You can optionally create custom roles in a project and apply them to your organization users.
Roles are assigned to every member of an organization and can refer (or be scoped) to one or more specific deployments, or all deployments. When a role is scoped to all deployments it grants permissions on all existing and future deployments.
This list describes the scope of the different roles:
- Organization owner: This role is always scoped to administer all deployments.
- Billing admin: This role does not refer to any deployment.
- Instance access roles, including Admin: These roles can be scoped to either all deployments or projects, or specific deployments, project types, or projects.
Members are only able to see the role assignments of other members under the organization they belong to, for role assignments they are able to manage. Members with the Organization owner role assigned are able to see the role assignments of every member of their organization.
Members with the Admin role assigned are able to see role assignments for deployments or projects within their scope.

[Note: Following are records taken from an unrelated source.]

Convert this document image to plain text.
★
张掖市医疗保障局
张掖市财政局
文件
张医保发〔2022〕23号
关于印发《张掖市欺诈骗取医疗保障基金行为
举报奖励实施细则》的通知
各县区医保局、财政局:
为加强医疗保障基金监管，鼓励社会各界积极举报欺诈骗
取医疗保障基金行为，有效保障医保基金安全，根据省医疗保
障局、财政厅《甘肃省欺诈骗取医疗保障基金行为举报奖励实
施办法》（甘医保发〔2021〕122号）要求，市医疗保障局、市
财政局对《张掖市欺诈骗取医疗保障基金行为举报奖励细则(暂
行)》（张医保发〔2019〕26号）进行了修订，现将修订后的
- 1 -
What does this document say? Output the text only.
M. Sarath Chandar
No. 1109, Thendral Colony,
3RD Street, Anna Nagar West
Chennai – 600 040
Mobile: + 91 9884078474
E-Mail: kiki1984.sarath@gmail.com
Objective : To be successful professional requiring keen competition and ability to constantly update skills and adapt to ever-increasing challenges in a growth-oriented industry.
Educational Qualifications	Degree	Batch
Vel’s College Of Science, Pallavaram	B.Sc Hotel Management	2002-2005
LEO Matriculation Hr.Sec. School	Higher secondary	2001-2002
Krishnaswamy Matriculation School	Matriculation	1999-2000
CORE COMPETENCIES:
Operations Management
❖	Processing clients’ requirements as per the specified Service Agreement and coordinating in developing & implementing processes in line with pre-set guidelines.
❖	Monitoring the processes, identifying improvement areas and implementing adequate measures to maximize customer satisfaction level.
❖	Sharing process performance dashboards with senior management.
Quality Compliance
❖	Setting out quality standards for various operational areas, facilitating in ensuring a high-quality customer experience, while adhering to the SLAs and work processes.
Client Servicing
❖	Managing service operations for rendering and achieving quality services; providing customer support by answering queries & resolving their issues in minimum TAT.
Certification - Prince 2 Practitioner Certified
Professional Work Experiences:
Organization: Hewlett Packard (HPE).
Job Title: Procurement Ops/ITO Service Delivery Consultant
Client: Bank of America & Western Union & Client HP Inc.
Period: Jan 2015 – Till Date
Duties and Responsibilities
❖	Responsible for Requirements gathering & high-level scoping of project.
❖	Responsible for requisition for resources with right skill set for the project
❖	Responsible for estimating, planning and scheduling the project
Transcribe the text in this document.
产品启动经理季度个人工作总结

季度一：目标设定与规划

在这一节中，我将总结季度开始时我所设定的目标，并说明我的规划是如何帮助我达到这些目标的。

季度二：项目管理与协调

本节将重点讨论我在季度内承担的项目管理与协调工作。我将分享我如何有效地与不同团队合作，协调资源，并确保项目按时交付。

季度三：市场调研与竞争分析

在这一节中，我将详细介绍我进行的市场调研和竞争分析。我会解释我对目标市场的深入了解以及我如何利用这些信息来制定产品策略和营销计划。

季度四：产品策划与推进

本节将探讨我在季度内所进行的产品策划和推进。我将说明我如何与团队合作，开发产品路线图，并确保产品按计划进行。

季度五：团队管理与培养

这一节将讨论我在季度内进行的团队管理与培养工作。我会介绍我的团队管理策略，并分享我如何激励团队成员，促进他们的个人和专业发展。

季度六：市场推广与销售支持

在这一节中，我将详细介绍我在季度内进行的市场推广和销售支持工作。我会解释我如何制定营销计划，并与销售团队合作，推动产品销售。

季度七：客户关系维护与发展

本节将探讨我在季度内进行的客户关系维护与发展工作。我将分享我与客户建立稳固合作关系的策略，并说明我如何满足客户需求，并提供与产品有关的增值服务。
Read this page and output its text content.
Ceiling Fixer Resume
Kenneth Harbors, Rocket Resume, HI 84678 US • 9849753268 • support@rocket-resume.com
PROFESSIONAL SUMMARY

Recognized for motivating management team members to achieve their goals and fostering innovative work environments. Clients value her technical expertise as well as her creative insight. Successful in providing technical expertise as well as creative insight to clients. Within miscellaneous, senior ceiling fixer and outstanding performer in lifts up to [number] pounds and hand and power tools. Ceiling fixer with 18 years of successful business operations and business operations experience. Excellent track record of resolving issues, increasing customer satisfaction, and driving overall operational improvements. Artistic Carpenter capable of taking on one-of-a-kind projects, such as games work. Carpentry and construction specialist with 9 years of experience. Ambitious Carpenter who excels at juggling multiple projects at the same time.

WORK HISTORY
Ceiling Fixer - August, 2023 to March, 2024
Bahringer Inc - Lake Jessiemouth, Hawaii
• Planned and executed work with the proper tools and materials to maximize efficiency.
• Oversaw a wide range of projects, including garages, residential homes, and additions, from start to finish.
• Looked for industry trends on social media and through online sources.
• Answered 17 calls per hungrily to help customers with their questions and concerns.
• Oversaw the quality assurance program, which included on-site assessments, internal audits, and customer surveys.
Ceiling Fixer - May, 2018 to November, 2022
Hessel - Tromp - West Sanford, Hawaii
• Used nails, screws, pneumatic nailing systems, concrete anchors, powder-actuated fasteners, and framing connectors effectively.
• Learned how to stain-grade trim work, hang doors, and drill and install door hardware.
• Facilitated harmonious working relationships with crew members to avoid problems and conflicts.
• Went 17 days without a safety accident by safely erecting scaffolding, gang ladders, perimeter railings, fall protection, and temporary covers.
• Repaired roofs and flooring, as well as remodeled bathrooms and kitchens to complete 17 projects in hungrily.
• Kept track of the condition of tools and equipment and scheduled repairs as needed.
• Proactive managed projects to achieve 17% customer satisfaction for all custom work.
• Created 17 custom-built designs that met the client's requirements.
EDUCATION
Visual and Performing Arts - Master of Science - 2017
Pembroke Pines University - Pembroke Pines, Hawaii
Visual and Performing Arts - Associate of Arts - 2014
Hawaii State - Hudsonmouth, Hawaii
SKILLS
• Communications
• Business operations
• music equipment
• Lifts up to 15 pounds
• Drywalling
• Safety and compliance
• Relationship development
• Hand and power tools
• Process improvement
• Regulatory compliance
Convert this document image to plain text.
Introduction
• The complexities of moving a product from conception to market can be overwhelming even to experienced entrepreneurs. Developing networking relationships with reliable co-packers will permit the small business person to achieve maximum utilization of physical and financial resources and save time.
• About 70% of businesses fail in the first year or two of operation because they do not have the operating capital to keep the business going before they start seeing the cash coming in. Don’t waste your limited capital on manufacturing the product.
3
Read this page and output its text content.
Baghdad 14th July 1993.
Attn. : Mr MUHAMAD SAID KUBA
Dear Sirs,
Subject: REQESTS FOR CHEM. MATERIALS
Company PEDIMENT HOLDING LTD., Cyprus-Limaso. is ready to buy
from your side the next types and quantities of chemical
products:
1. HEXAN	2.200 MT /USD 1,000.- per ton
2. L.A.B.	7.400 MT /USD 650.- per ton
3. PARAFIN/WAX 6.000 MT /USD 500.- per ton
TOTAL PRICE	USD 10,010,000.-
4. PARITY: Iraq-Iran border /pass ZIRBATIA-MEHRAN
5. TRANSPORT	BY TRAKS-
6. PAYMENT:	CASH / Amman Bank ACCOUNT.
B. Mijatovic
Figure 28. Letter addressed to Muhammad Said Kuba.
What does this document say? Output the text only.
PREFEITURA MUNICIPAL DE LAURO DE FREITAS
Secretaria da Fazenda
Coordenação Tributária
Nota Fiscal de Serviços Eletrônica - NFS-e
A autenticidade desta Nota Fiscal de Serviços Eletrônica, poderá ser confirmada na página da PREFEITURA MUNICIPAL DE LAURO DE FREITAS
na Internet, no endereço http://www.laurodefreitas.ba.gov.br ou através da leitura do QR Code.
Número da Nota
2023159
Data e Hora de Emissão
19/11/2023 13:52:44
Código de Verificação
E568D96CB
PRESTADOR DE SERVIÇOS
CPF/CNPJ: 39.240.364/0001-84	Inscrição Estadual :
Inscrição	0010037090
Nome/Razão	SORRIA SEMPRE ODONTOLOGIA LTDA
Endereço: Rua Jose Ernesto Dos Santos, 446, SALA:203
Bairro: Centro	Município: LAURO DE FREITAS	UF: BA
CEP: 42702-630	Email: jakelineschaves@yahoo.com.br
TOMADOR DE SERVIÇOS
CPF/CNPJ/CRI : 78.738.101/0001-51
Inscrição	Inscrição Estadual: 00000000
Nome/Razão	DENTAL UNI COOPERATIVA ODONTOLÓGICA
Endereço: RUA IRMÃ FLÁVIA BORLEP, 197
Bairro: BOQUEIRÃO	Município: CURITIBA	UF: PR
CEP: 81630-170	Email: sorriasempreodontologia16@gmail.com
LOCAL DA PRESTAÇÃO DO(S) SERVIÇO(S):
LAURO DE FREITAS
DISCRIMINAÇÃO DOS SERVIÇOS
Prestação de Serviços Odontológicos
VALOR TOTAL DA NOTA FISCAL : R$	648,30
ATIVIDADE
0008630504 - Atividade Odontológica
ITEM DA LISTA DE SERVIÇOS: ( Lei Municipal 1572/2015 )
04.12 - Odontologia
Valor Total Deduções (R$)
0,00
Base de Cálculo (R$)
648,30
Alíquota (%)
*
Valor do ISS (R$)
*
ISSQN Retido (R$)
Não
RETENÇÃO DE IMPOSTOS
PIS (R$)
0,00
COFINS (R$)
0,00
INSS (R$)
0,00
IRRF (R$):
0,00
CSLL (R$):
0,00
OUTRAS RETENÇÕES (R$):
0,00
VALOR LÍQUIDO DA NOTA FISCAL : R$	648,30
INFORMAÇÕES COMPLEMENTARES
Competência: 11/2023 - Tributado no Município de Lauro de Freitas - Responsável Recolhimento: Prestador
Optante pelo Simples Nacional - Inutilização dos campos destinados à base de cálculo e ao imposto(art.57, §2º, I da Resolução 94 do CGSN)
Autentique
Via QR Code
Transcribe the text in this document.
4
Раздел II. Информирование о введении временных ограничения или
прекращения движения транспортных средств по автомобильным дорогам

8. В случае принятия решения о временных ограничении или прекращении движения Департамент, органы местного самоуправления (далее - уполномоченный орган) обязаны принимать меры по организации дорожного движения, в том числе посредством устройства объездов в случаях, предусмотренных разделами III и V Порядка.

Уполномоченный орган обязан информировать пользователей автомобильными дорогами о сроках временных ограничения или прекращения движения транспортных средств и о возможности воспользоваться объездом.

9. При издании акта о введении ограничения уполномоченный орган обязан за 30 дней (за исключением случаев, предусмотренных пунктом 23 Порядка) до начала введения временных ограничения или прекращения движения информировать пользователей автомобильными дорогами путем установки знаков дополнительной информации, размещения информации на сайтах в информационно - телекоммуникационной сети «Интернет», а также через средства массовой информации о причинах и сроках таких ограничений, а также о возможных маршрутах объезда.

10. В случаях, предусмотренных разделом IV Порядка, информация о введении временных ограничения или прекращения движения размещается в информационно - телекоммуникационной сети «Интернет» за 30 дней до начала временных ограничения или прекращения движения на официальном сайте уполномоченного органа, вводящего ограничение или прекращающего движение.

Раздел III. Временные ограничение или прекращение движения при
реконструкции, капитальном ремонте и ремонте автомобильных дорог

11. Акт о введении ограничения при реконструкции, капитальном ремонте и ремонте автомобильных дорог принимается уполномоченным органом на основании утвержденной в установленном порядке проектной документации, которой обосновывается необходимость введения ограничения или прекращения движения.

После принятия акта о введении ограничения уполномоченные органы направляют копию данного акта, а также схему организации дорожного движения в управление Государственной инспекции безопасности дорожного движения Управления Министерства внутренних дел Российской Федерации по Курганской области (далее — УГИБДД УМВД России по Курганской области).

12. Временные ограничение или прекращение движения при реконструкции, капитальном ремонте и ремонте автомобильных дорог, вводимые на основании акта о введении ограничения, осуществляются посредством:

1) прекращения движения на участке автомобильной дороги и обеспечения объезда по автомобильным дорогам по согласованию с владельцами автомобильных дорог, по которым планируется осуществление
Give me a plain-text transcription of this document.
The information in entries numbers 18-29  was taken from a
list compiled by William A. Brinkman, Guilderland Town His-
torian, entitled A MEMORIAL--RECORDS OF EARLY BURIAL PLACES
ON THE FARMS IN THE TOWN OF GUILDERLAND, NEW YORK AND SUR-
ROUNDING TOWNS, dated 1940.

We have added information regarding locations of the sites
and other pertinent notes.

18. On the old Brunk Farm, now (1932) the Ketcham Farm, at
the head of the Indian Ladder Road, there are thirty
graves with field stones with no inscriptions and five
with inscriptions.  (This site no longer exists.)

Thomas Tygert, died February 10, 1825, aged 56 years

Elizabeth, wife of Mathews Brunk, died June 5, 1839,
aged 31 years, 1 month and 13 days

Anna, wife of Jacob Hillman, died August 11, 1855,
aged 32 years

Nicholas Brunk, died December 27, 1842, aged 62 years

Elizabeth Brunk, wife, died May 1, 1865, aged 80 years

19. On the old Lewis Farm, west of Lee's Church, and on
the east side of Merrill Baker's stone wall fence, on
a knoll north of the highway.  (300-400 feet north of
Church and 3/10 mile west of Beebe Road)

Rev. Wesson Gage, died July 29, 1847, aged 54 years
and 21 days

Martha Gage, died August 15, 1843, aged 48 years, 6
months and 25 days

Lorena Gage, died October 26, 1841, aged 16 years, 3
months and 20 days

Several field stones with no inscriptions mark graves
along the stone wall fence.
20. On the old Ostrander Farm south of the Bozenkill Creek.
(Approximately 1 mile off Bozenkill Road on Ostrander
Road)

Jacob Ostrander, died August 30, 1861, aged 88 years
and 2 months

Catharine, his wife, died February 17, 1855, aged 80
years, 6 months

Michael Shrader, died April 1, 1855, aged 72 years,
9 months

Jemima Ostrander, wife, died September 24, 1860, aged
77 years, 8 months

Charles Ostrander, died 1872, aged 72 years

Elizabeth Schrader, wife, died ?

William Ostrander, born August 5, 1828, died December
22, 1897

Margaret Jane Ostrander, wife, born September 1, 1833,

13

For example, admins of all deployments and projects are able to see role assignments scoped to all and specific deployments and projects in the organization, while admins of specific deployments or projects only see role assignments scoped to those specific deployments or projects. This ensures that members assigned to specific deployments or projects do not try to remove role assignments from other members, and that the existence of other deployments or projects are not revealed to these members.